For the current season, though, the sex party has clearly fixed on a new killer app: gay marriage, the political triumph of which has been declared by the media, perhaps prematurely, to be “inevitable.” I should disclose that I am a man of faith who accepts comfortably the Biblical interpretation of marriage. My belief is fortified by the historical observation that marriage, traditionally construed, has served human societies well for thousands of years, as also by the prudential concern that overthrowing a long-serving institution in a moment of political passion will surely invite consequences not only unintended but unimagined. Even so, I see no reason to penalize those with whom I disagree by way of the tax code, the penal code, or any other code.

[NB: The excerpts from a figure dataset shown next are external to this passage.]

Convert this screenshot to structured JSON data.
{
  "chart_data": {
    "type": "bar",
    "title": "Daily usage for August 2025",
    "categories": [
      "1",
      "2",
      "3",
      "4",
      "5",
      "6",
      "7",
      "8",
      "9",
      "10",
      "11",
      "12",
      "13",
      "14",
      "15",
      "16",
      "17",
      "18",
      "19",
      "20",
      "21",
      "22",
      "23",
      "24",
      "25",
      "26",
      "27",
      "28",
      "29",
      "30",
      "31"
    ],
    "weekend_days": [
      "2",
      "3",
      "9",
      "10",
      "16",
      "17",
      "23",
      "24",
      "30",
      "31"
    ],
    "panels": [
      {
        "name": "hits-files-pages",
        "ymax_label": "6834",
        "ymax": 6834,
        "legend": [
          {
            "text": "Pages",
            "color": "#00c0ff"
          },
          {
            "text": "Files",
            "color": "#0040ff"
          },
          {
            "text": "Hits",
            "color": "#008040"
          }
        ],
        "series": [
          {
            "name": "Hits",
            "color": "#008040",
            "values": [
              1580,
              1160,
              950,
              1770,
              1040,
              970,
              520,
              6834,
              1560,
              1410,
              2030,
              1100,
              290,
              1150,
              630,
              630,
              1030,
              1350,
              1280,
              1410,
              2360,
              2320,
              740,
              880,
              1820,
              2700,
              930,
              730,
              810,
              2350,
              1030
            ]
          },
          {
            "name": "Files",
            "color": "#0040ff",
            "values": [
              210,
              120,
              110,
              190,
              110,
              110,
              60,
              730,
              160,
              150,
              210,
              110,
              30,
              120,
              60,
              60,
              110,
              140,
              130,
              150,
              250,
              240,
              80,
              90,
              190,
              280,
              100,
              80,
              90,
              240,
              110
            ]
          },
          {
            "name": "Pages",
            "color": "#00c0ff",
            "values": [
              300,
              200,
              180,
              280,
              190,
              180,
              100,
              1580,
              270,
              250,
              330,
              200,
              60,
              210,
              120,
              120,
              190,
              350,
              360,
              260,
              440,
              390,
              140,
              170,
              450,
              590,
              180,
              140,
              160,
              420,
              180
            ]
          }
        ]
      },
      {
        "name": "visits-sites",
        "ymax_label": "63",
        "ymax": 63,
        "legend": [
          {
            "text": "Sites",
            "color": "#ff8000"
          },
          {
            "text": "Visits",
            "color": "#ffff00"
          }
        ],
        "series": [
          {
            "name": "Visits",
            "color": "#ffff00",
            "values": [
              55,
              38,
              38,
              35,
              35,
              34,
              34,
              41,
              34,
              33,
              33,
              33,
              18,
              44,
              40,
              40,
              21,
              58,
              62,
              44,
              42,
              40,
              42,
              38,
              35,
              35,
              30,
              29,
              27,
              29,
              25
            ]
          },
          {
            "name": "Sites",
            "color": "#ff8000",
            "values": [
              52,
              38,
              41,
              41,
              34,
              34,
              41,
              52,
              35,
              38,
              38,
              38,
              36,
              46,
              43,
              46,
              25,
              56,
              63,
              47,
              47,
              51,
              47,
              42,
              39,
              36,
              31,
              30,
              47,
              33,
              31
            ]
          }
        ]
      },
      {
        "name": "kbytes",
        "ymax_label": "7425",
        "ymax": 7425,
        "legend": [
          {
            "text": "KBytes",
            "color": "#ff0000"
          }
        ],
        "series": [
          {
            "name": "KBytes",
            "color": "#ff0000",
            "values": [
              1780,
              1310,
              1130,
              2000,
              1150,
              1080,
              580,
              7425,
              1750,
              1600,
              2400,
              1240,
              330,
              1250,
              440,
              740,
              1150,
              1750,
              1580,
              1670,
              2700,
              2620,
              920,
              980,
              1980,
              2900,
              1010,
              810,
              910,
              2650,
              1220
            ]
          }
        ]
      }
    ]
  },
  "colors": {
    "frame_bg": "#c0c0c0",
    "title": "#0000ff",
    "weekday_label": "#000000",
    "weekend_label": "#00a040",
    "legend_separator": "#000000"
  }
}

My beef, rather, is with the churches and synagogues. What can one say about religious organizations that affect a position of neutrality on questions of scriptural truth and falsity? What can one say about religious leaders who decline, until the polls close, to commit themselves as between right and wrong? Indeed, at this point in the course of a long moral retreat, with sex almost irreversibly divorced from procreation, for what kind of guidance should we be looking to religious leaders? For guidance on the minimum wage? Voter-ID laws? The merits of socialized medicine?

Even as we should expect our government to be tolerant, we should demand that our churches be judgmental. In the current circumstance, to be specific, we should be vastly more disappointed in the latter than the former.

I was recently asked by the chairman of a board I serve to mute my public enthusiasm for traditional marriage, lest I inflame an upcoming event to be hosted by our organization. In the spirit of collegiality, I complied with the request. I regret that I did so.

Who’s in the closet now?

Neal B. Freeman is a contributing editor of National Review.